Say Hello!, by Linda Davick, celebrates the importance of being friendly and greeting others, known or unknown with a smile and a greeting. This brightly illustrated book is simple in both rhyming text and pictures but the message is packed with punch. It begins with “Say HELLO! It’s lots of fun. / And here are ways it can be done.” These include a hug, a handshake and a whisper. The story will surely bring a smile and a willingness to befriend all you meet or greet.

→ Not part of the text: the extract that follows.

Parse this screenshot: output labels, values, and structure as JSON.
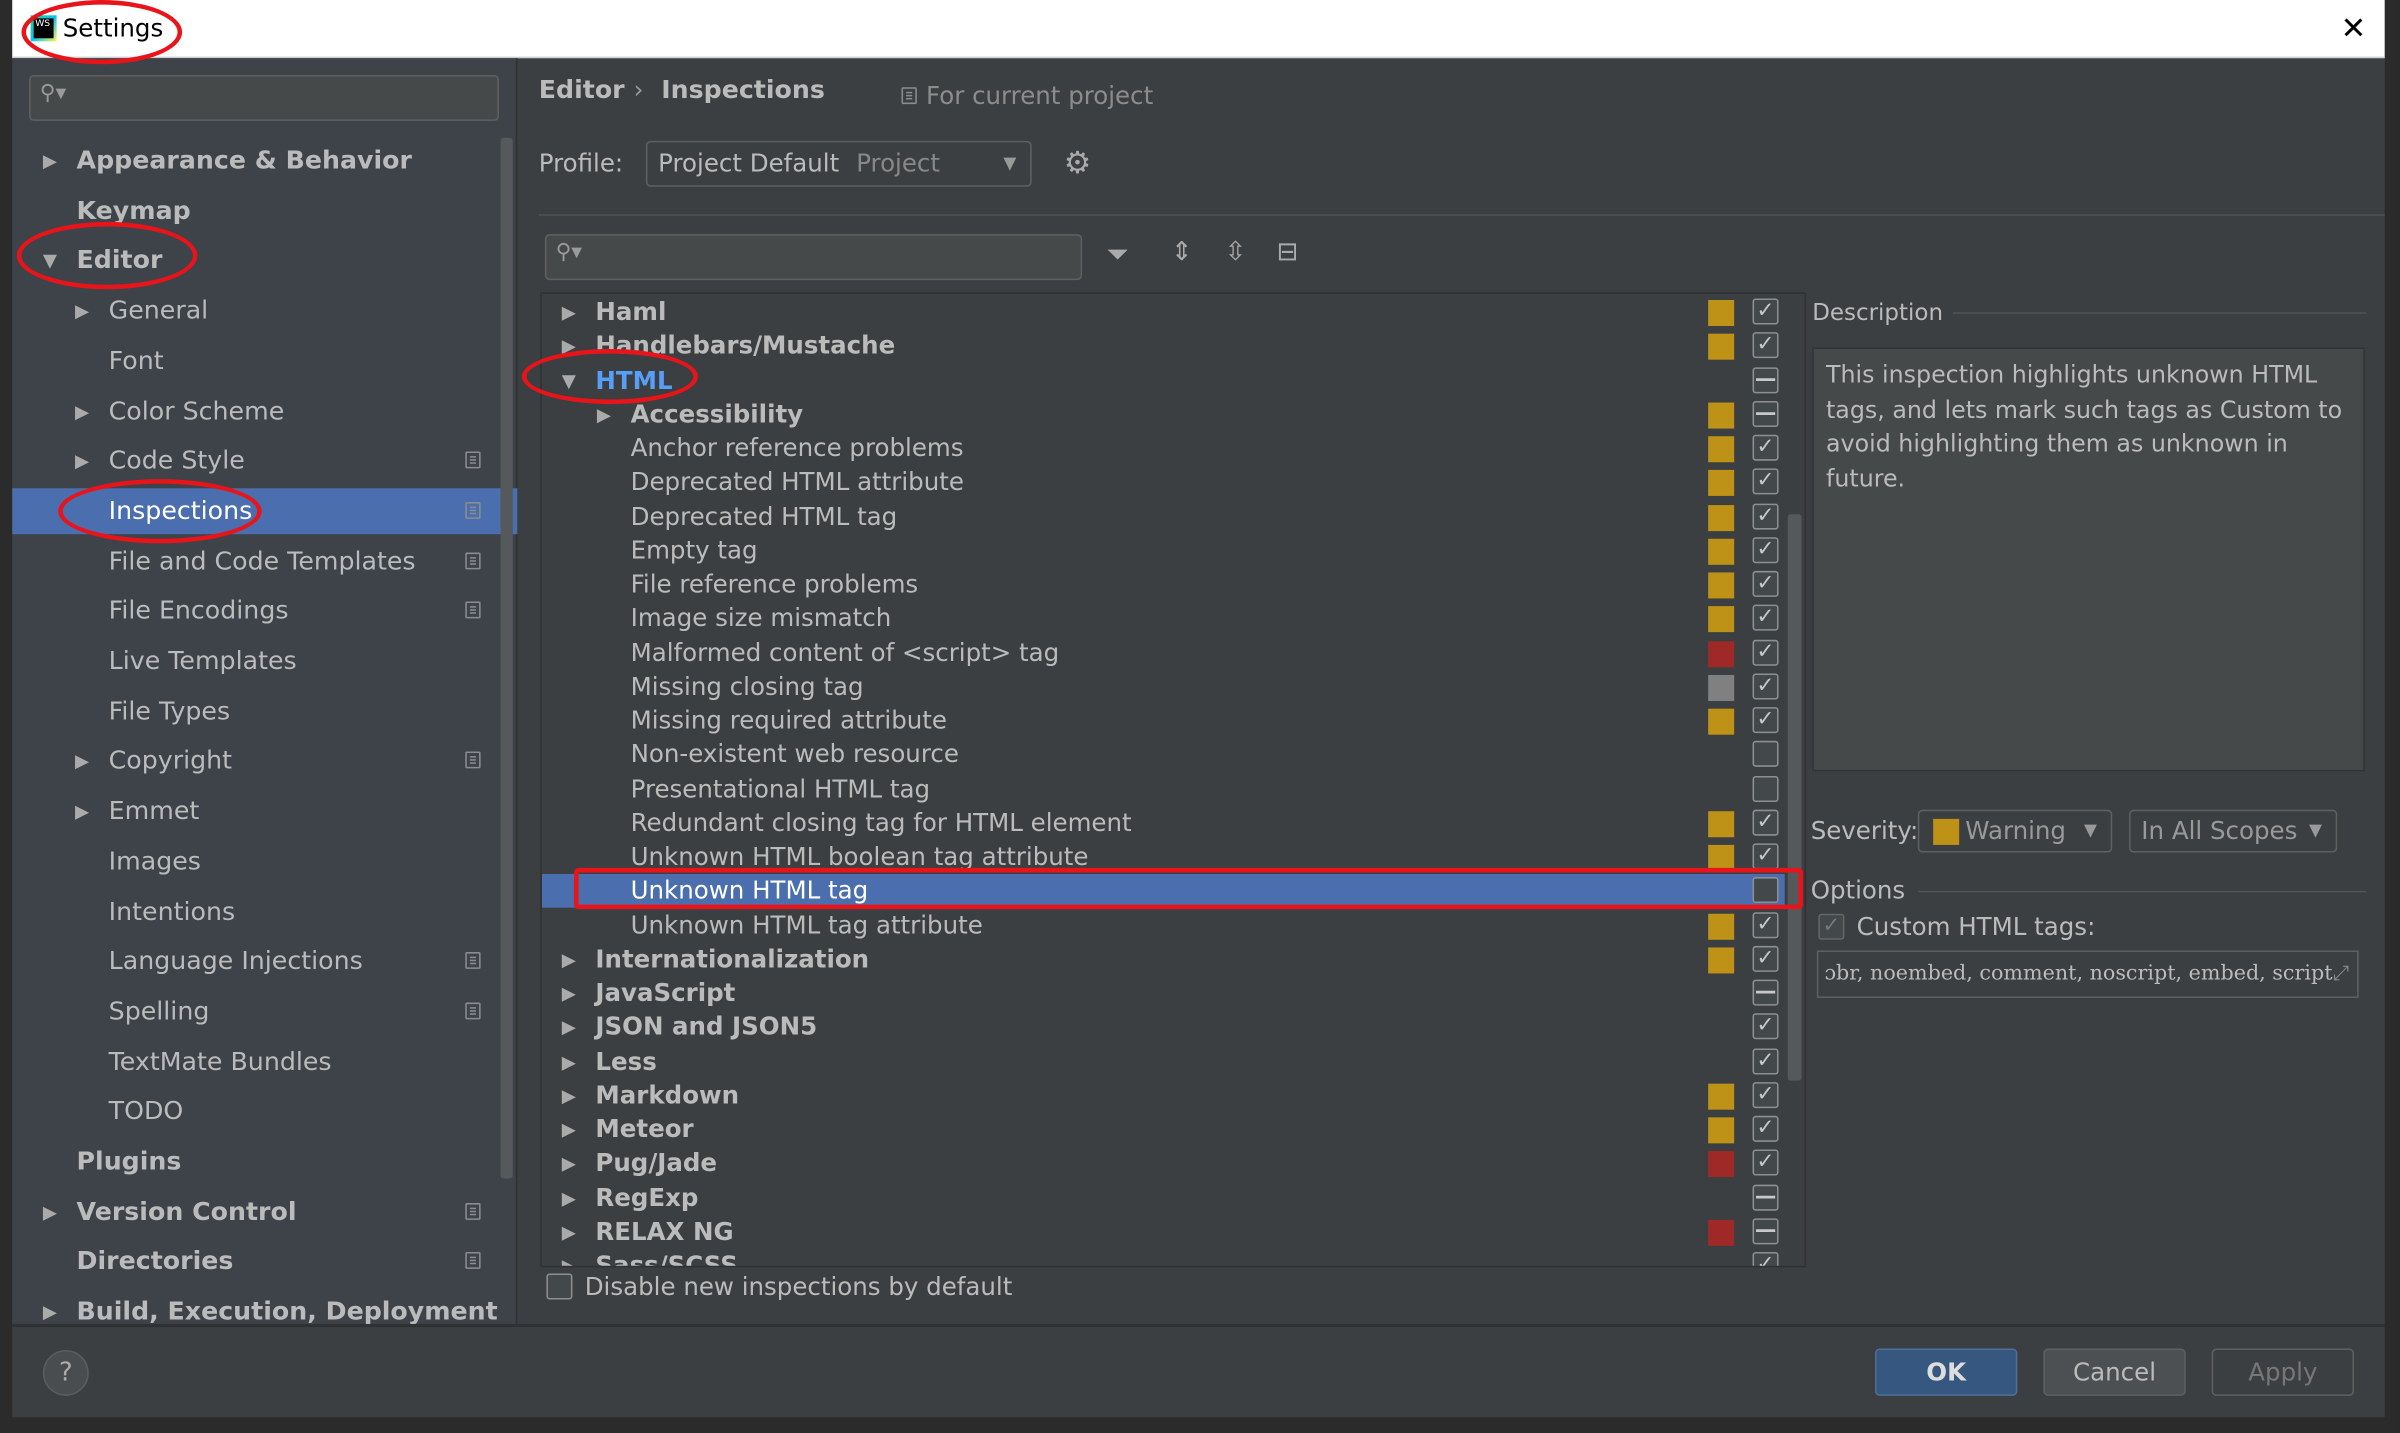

Friendshape, by Amy Krouse Rosenthal, and delightfully and digitally illustrated by Tom Lichtenheld, explores friendships and shapes inventively. Each basic shape expresses desires for fair play and getting along. The clever puns and lessons learned will surely bring cooperating smiles to all. “Friends may quarrel…but they don’t stay best out of shape for long.” The blue circle apologizes to the yellow square and the red rectangle says, “you have a good point” to the triangle.
Freddy & Frito and the Clubhouse Rules, by Alison Friend, is a lovely story about working together in cooperation. Freddy, a fox, and Frito, a mouse, decided they were tired of dealing with others’ rules and go out on their own with no rules to get in their way. But much to their chagrin, they soon discover they need rules to get along. The digitally colored pencil drawings showcase their adorable personalities.
Laugh-Along-Lessons: Pookins Gets Her Way, by Helen Lester, and humorously illustrated by Lynn Munsinger, is another great book in this series that teaches us important lessons. This book has the theme of learning about being considerate. Pookins is used to always getting her own way, even at the expense of yelling and throwing items to receive whatever she desires. But she gets her comeuppance when she is granted three wishes. Other books in this outstanding series teach responsibility, taking turns and being wise with your words.
Ginny Louise and the School Showdown, by Tammi Sauer, and illustrated by Lynn Munsinger, is the perfect read aloud story to help children deal with students that misbehave and bully others. There are three particularly bad classmates that students have to put up with until newly arrived Ginny Louise comes to save the day. With her exuberant cheerfulness, strong self-esteem and positive attitude, things begin to change for the better.
Henry Hyena, Why Won’t You Laugh?, by Doug Jantzen, and digitally illustrated by Jean Claude, teaches an important lesson that teasing and bullying doesn’t win friends. This clever rhyming tale finds Henry questioning why he doesn’t enjoy making fun of others anymore. The discovery is that it’s much nicer to laugh with others, not at others.